The Medicare for All plans being forwarded by Warren and by Sanders are not above criticism. A few months ago in The Nation, Joshua Holland outlined a range of approaches to universal coverage, including Medicare for All. He considered their relative advantages and disadvantages, and argued that “Democrats Need Litmus Tests on Health Care, But that doesn’t necessarily mean Medicare for All.” Back in January, Vox ran a similar piece, centered on an interview with Yale’s Jacob Hacker, a recognized expert on health reform. There are legitimate questions to be posed — regarding popularity, policy implementation, and legislative viability — about Medicare for All. But Rattner is doing something else entirely. He is dismissing the very notion that progressive reform is necessary, and doing so in the name of his own narrow and self-serving conception of economics. He writes about “our economy.” But what really concerns him is his economy.

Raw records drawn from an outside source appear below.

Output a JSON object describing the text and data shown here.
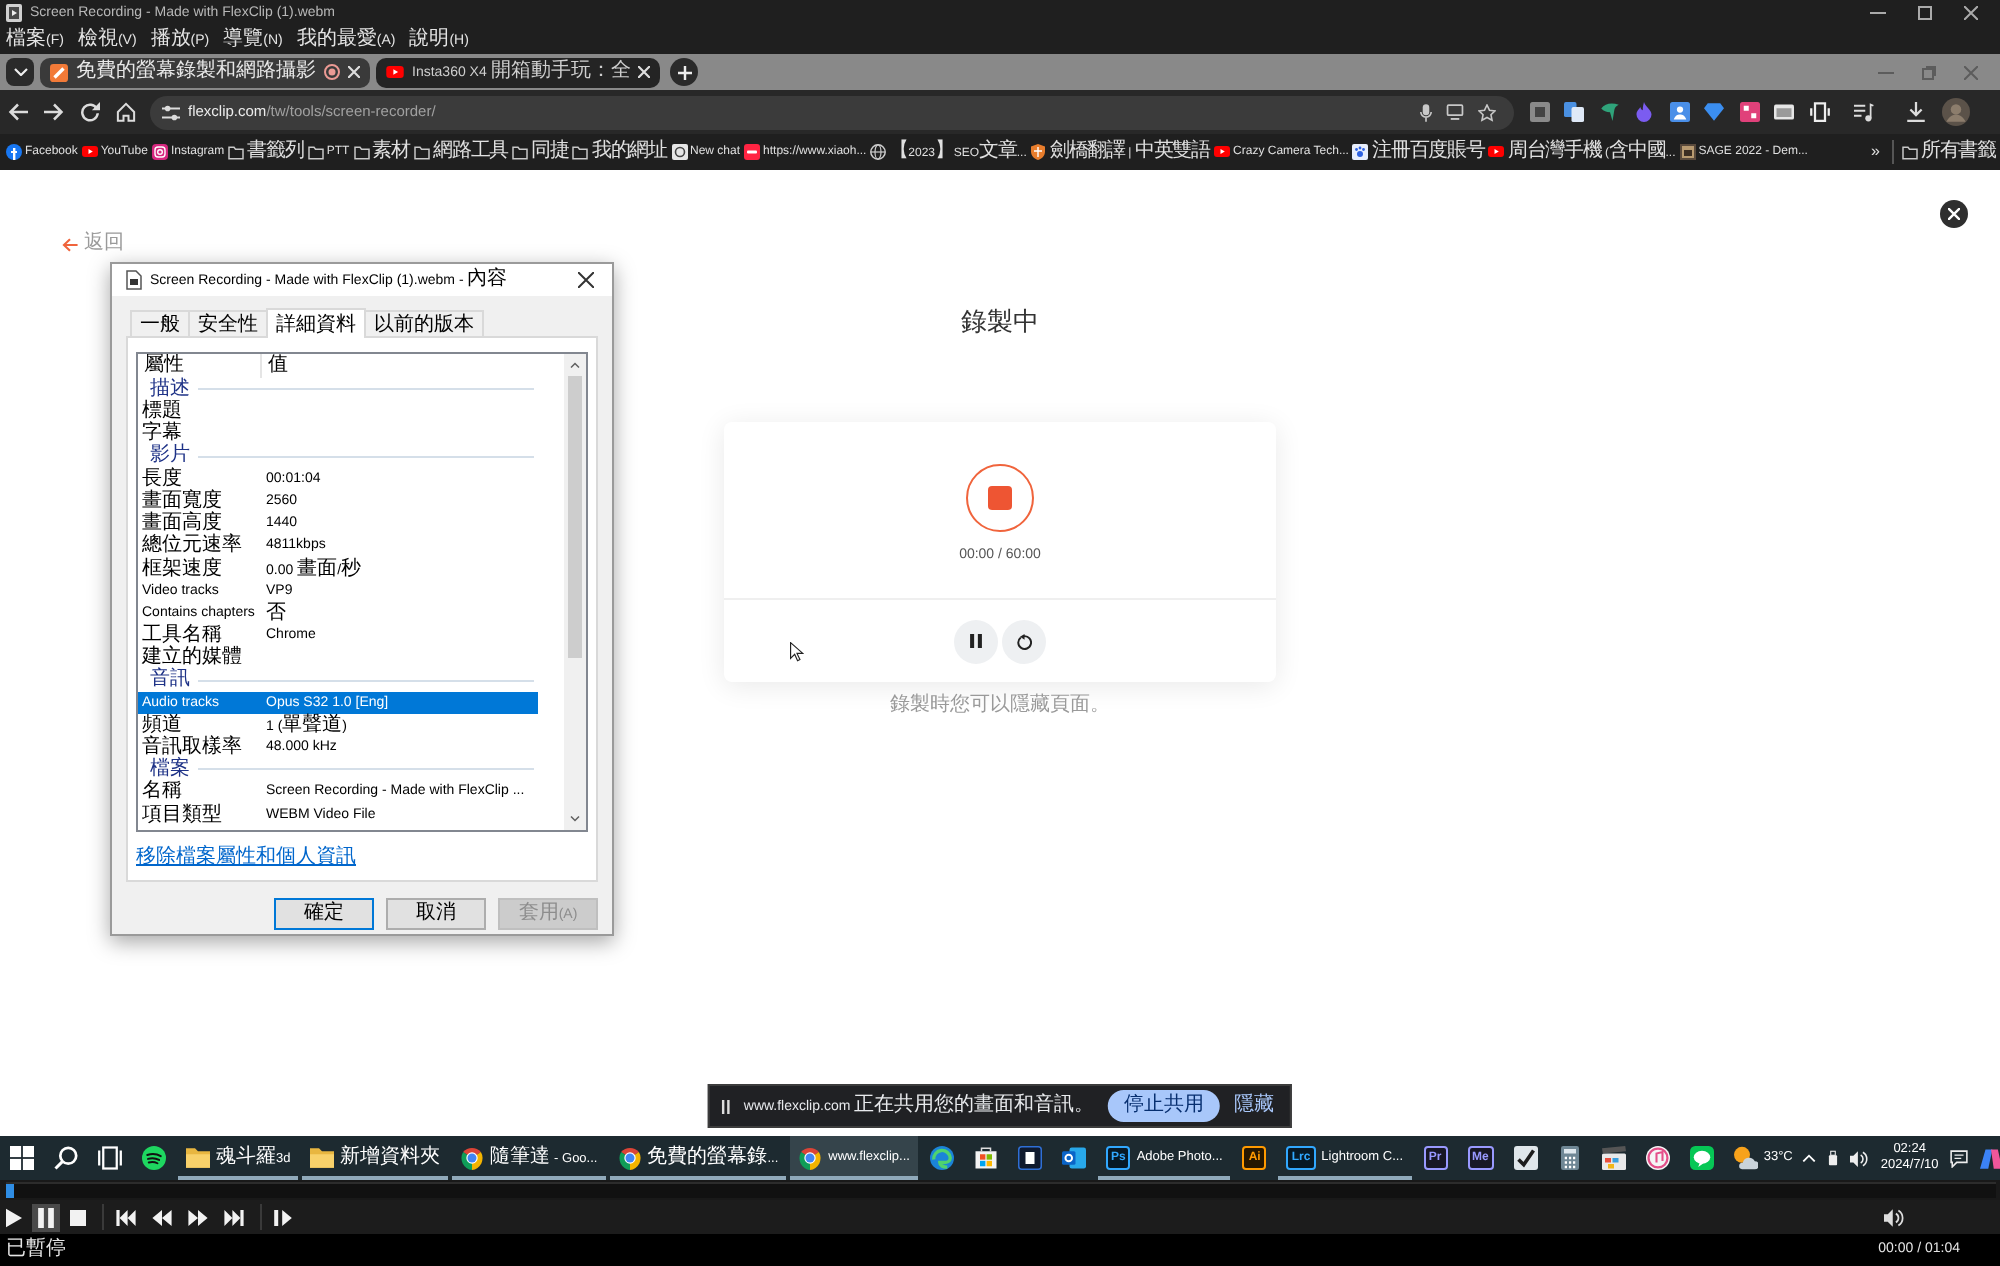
{
  "player": {
    "title": "Screen Recording - Made with FlexClip (1).webm",
    "menu": [
      "檔案(F)",
      "檢視(V)",
      "播放(P)",
      "導覽(N)",
      "我的最愛(A)",
      "說明(H)"
    ]
  },
  "browser": {
    "tabs": [
      {
        "title": "免費的螢幕錄製和網路攝影",
        "kind": "flexclip",
        "recording": true,
        "selected": true
      },
      {
        "title": "Insta360 X4 開箱動手玩：全",
        "kind": "youtube",
        "recording": false,
        "selected": false
      }
    ],
    "url": "flexclip.com/tw/tools/screen-recorder/",
    "bookmarks": [
      {
        "label": "Facebook",
        "kind": "facebook"
      },
      {
        "label": "YouTube",
        "kind": "youtube"
      },
      {
        "label": "Instagram",
        "kind": "instagram"
      },
      {
        "label": "書籤列",
        "kind": "folder"
      },
      {
        "label": "PTT",
        "kind": "folder"
      },
      {
        "label": "素材",
        "kind": "folder"
      },
      {
        "label": "網路工具",
        "kind": "folder"
      },
      {
        "label": "同捷",
        "kind": "folder"
      },
      {
        "label": "我的網址",
        "kind": "folder"
      },
      {
        "label": "New chat",
        "kind": "chat"
      },
      {
        "label": "https://www.xiaoh...",
        "kind": "site"
      },
      {
        "label": "【2023】SEO文章...",
        "kind": "globe"
      },
      {
        "label": "劍橋翻譯 | 中英雙語",
        "kind": "shield"
      },
      {
        "label": "Crazy Camera Tech...",
        "kind": "youtube"
      },
      {
        "label": "注冊百度賬号",
        "kind": "paw"
      },
      {
        "label": "周台灣手機 (含中國...",
        "kind": "youtube"
      },
      {
        "label": "SAGE 2022 - Dem...",
        "kind": "thumb"
      }
    ],
    "overflow": "»",
    "all_bookmarks": "所有書籤"
  },
  "page": {
    "back": "返回",
    "heading": "錄製中",
    "timer": "00:00 / 60:00",
    "hint": "錄製時您可以隱藏頁面。"
  },
  "dialog": {
    "title": "Screen Recording - Made with FlexClip (1).webm - 內容",
    "tabs": [
      {
        "label": "一般",
        "selected": false
      },
      {
        "label": "安全性",
        "selected": false
      },
      {
        "label": "詳細資料",
        "selected": true
      },
      {
        "label": "以前的版本",
        "selected": false
      }
    ],
    "columns": [
      "屬性",
      "值"
    ],
    "sections": [
      {
        "label": "描述",
        "rows": [
          {
            "name": "標題",
            "selected": false
          },
          {
            "name": "字幕",
            "selected": false
          }
        ]
      },
      {
        "label": "影片",
        "rows": [
          {
            "name": "長度",
            "value": "00:01:04",
            "selected": false
          },
          {
            "name": "畫面寬度",
            "value": "2560",
            "selected": false
          },
          {
            "name": "畫面高度",
            "value": "1440",
            "selected": false
          },
          {
            "name": "總位元速率",
            "value": "4811kbps",
            "selected": false
          },
          {
            "name": "框架速度",
            "value": "0.00 畫面/秒",
            "selected": false
          },
          {
            "name": "Video tracks",
            "value": "VP9",
            "selected": false
          },
          {
            "name": "Contains chapters",
            "value": "否",
            "selected": false
          },
          {
            "name": "工具名稱",
            "value": "Chrome",
            "selected": false
          },
          {
            "name": "建立的媒體",
            "selected": false
          }
        ]
      },
      {
        "label": "音訊",
        "rows": [
          {
            "name": "Audio tracks",
            "value": "Opus S32 1.0 [Eng]",
            "selected": true
          },
          {
            "name": "頻道",
            "value": "1 (單聲道)",
            "selected": false
          },
          {
            "name": "音訊取樣率",
            "value": "48.000 kHz",
            "selected": false
          }
        ]
      },
      {
        "label": "檔案",
        "rows": [
          {
            "name": "名稱",
            "value": "Screen Recording - Made with FlexClip ...",
            "selected": false
          },
          {
            "name": "項目類型",
            "value": "WEBM Video File",
            "selected": false
          }
        ]
      }
    ],
    "link": "移除檔案屬性和個人資訊",
    "buttons": [
      {
        "label": "確定",
        "default": true,
        "disabled": false
      },
      {
        "label": "取消",
        "default": false,
        "disabled": false
      },
      {
        "label": "套用(A)",
        "default": false,
        "disabled": true
      }
    ]
  },
  "share_bar": {
    "message": "www.flexclip.com 正在共用您的畫面和音訊。",
    "stop": "停止共用",
    "hide": "隱藏"
  },
  "taskbar": {
    "items": [
      {
        "kind": "start",
        "selected": false,
        "open": false
      },
      {
        "kind": "search",
        "selected": false,
        "open": false
      },
      {
        "kind": "task-view",
        "selected": false,
        "open": false
      },
      {
        "kind": "spotify",
        "selected": false,
        "open": false
      },
      {
        "kind": "folder",
        "label": "魂斗羅3d",
        "selected": false,
        "open": true
      },
      {
        "kind": "folder",
        "label": "新增資料夾",
        "selected": false,
        "open": true
      },
      {
        "kind": "chrome",
        "label": "隨筆達 - Goo...",
        "selected": false,
        "open": true
      },
      {
        "kind": "chrome",
        "label": "免費的螢幕錄...",
        "selected": false,
        "open": true
      },
      {
        "kind": "chrome",
        "label": "www.flexclip...",
        "selected": true,
        "open": true
      },
      {
        "kind": "edge",
        "selected": false,
        "open": false
      },
      {
        "kind": "store",
        "selected": false,
        "open": false
      },
      {
        "kind": "tile",
        "selected": false,
        "open": false
      },
      {
        "kind": "outlook",
        "selected": false,
        "open": false
      },
      {
        "kind": "app",
        "badge": "Ps",
        "color": "#31a8ff",
        "label": "Adobe Photo...",
        "selected": false,
        "open": true
      },
      {
        "kind": "app",
        "badge": "Ai",
        "color": "#ff9a00",
        "selected": false,
        "open": false
      },
      {
        "kind": "app",
        "badge": "Lrc",
        "color": "#31a8ff",
        "label": "Lightroom C...",
        "selected": false,
        "open": true
      },
      {
        "kind": "app",
        "badge": "Pr",
        "color": "#9999ff",
        "selected": false,
        "open": false
      },
      {
        "kind": "app",
        "badge": "Me",
        "color": "#9999ff",
        "selected": false,
        "open": false
      },
      {
        "kind": "checkmark",
        "selected": false,
        "open": false
      },
      {
        "kind": "calculator",
        "selected": false,
        "open": false
      },
      {
        "kind": "clapper",
        "selected": false,
        "open": false
      },
      {
        "kind": "music",
        "selected": false,
        "open": false
      },
      {
        "kind": "line",
        "selected": false,
        "open": false
      },
      {
        "kind": "weather",
        "label": "33°C",
        "selected": false,
        "open": false
      }
    ],
    "time": "02:24",
    "date": "2024/7/10"
  },
  "media_bar": {
    "level": 0,
    "paused": true,
    "status": "已暫停",
    "time": "00:00 / 01:04"
  }
}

The concerns of ordinary voters have a legitimate claim on the attention of all Democratic candidates. The fears of the Steve Rattner’s of the world do not. And candidates that cater to Rattner’s fears, either because they want his money or because they believe in the Platonic wisdom of his banker brethren, will be making a Faustian bargain that is not likely to benefit either the Democratic party or the people it claims to represent.

Jeffrey C. Isaac is James H. Rudy Professor of Political Science at Indiana University, Bloomington.